April 16, 2009

dear clusterflock

This is a pretty good conversation, but it would seem to me that this one would be more fun:

What did your parents deny you?

comments

  1. Jonathan McNicol on April 16th, 2009 at 4:39 pm

    I’ll go first:

    Transformers. (I had Gobots.)

    The Millennium Falcon. (I had the stupid shoulder belt that held the Star Wars action figures instead.)

    Pizza that I liked. (My mom always got peppers and onions and mushrooms and every other kind of vegetable—and I hated vegetables—and told me to pick them off.)
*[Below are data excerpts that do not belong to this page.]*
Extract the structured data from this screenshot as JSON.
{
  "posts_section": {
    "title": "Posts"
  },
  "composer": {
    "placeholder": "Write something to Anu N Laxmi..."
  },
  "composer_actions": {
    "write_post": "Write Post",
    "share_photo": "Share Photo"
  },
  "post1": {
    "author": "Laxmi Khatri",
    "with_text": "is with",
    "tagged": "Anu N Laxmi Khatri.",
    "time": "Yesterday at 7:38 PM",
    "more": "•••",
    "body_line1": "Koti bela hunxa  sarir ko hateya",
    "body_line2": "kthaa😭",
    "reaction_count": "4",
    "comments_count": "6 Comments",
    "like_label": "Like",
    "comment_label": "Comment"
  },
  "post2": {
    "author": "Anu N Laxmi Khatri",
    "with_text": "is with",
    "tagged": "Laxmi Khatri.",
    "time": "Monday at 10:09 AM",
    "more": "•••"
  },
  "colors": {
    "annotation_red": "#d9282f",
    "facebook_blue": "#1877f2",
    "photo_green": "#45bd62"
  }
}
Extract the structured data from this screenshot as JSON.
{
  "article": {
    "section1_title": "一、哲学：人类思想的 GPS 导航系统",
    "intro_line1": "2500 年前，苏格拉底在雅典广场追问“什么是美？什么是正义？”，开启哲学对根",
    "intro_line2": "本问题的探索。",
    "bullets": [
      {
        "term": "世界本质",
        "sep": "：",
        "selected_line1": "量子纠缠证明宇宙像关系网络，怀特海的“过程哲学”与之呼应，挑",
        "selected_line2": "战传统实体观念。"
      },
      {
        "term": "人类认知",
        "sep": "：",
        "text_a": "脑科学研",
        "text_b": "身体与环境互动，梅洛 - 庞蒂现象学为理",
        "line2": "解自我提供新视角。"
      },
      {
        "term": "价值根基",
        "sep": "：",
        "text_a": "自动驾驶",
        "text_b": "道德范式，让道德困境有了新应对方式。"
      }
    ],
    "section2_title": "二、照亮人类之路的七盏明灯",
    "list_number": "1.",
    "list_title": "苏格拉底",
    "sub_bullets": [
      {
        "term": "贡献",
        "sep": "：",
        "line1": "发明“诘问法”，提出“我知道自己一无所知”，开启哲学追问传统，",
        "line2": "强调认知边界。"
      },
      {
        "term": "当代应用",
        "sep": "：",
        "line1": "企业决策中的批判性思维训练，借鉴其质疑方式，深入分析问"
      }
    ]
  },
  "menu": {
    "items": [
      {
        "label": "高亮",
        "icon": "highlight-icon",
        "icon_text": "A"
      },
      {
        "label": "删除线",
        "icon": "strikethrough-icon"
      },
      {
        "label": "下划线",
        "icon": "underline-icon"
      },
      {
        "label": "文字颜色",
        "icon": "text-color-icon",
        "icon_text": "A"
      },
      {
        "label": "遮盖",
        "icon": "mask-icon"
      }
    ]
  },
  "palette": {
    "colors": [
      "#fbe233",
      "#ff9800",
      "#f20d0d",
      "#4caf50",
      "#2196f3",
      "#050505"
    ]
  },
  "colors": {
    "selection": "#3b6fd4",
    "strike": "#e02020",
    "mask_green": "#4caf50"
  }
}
  2. Melissa on April 16th, 2009 at 6:02 pm

    Nickelodeon television shows. I was restricted to PBS, which I can’t say for sure wasn’t a bad choice on my parents’ part. I just feel a little limited in dinner conversation about children’s television programming.

  3. Dave Vogt on April 16th, 2009 at 6:41 pm

    Firearms. My dad grew up hunting, but had an experience where he decided to give it up. I don’t think this involved injuries to humans. Mom has never cared for firearms and didn’t want them around the kids (myself and siblings).

  4. Rick Neece on April 16th, 2009 at 6:43 pm

    My parents denied me

    A broken home
    ignorance
    a lack of love

    an understanding of worldly ways
    a means to find me earlier in life
    a lack of support when I found my way.

  5. Andrew Simone on April 16th, 2009 at 7:43 pm

    He-man, it was too Nietzschean. My family has a history of being concerned with metanarratives. I was hoping it would skip a generation, but it looks like it didn’t.

  6. Mike Dresser on April 16th, 2009 at 7:45 pm

    Gum, Beavis & Butthead, processed store foods. All things to which I am indifferent to this day. Perhaps there is hope.

  7. Michael Smith on April 16th, 2009 at 8:13 pm

    Sugary cereal. Every time I buy a box of Cocoa Puffs and eat the entire box in a day I blame my mom.

  8. Amy Mabli on April 18th, 2009 at 10:21 am

    Miracle Whip.

  9. Nathan Harrison on April 19th, 2009 at 8:45 pm

    Everything my folks denied me (that I can recall), we just picked up later down the line for the most part. We didn’t have a videogame system of any kind until late in my middle school years, and we couldn’t watch The Simpsons as kids, although now it’s pretty common family viewing. Friends was quasi taboo for a while, but now they watch it all the time; they were dubious when the Harry Potter books first were gaining traction, but relented pretty quick.

    Oh! Teenage Mutant Ninja Turtles. My mom didn’t like “the white eyes.” Something about their lack of pupils unnerved her; any action figures with that quality suffered a similar fate.